At this late point in the sequence, it
would take far too long to explain what everything is about. Kadrey can only
make passing references to what has already happened, so those already familiar
with the lives and deaths and depredations of Sandman Slim can remember at
least some of the background needed for the latest entry. Certainly Ballistic Kiss is not the place to
encounter Kadrey’s outré but oddly explicable Los Angeles for the first time.
One typical passing reference, relating to a giant and literally Hell-spawned
motorcycle, reads, “I picked it up when I was playing Lucifer and running Hell.
One hundred days of weirdness I never want to repeat in this life or any
other.” The background packed into those two sentences is enough to fill a
couple of books – which, in fact, it did. But Kadrey has neither time nor
inclination to delve into the past, since James Stark (aka Sandman Slim) has no
such desire himself, and he, after all, is the narrator of Ballistic Kiss and its predecessors.

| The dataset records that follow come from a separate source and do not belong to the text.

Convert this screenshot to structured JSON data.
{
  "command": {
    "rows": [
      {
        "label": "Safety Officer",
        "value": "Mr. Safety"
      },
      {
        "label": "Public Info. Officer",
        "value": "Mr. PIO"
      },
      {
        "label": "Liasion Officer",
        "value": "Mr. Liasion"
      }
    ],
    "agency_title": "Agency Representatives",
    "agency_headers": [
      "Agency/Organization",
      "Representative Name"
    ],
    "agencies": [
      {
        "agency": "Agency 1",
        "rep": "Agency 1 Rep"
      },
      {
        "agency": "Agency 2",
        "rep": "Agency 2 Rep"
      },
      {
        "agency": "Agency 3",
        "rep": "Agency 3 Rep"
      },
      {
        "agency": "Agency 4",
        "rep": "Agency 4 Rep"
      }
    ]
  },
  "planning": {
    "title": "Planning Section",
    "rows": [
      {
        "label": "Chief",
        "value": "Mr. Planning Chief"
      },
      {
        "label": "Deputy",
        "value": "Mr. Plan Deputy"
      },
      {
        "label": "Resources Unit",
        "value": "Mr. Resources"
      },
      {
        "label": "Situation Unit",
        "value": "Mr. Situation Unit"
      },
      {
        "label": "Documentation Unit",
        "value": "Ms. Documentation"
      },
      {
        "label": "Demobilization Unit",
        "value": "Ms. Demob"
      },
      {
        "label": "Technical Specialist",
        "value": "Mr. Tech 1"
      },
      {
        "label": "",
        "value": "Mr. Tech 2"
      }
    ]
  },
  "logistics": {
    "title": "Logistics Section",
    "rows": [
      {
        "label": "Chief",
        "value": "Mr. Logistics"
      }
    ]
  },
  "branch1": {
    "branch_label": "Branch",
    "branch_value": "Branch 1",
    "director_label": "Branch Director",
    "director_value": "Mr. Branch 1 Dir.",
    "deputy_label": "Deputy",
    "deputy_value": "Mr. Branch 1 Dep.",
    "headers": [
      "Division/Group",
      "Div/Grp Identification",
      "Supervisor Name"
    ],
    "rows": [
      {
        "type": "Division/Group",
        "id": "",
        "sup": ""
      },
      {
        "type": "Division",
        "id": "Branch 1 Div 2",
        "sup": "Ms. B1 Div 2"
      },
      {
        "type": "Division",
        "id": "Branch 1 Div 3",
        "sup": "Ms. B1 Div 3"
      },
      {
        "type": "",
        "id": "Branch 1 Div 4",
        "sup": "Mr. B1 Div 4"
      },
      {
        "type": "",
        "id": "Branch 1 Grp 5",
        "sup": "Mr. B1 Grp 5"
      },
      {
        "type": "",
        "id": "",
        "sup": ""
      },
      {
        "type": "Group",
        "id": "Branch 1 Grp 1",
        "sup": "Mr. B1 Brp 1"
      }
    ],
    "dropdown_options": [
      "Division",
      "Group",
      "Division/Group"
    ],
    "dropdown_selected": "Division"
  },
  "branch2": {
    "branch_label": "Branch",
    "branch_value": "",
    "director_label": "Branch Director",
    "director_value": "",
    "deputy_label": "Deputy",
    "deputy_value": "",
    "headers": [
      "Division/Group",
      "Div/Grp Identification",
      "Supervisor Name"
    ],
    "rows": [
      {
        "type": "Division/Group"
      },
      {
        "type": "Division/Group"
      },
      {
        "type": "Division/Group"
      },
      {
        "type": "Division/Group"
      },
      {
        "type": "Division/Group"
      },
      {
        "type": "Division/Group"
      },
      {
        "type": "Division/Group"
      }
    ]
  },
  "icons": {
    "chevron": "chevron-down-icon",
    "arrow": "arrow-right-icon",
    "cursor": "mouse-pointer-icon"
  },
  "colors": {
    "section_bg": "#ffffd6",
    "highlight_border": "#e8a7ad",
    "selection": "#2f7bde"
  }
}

What Kadrey does have an appetite for,
aside from the usual mayhem and destruction and paranormal messes that Stark
needs to clean up, frequently after he creates them (“I will beat a lion to
death with a shark if it tries to take a bite out of me”), are passing
references and descriptive passages that are not germane to the narrative but
that give it a character quite unmatched in whatever genre this is. For
example, early in Ballistic Kiss,
Stark freaks out when he has to do everyday-for-most-of-us, routine things,
such as going to a supermarket. He is so shaken by the experience that he just
has to get out-and-about to somewhere and do something more in keeping with his
usual predilections. However, there are (for the moment) no hellbeasts or other
forms of ultra-viciousness around for him to handle, and this creates what
passes for introspection in Stark: “I’m too restless to go home and face the
tarragon.” That is the sort of typical throwaway line that Kadrey wields
expertly to get readers more deeply involved in the Sandman Slim ethos than
they would be if the books merely contained a mixture of diabolical and angelic
viciousness and explosive revelations plus, from time to time, explosive
explosions.
Not that those are lacking. For example:
“There are a lot of different kinds of ghosts. Some are hard to tell from
regular people until they pull their heads off or vomit maggots all over you.
If those things happen you know you’re dealing with a ghost – or possibly a
parole officer.”
In fact, Ballistic Kiss lacks for none of the usual Sandman Slim drama:
Kadrey’s expertise at pacing is virtuosic, and his trademark mixture of
worlds-weary (yes, worlds-weary, not merely
world-weary) cynicism with rather endearing absurdist humor slanted toward films
and the Hollywood life is everywhere in evidence. So is some pretty neat
character development, much of it involving Stark’s former lover, Candy, who
moved on during the year in which Stark was most recently dead (see previous
books), and his new romance with Janet, a member of a cult that deliberately
seeks out near-death adventures (which Janet does when not working in the donut
shop where Stark once rescued her – see, yes, previous books). With the
possible destruction of Heaven or, worse, Los Angeles hanging in the balance,
with warring angels and murderous ghosts and misfiring magic, and with Stark
having no trouble accepting Janet as non-binary but having considerable
difficulty figuring out which pronouns to use, Ballistic Kiss moves the Sandman Slim sequence another big step
along a road that fans will surely wish would go on and on and on – but one
that, unfortunately, is supposed to dead-end (hopefully not forever-dead-end) a
mere single book in the not-too-distant future.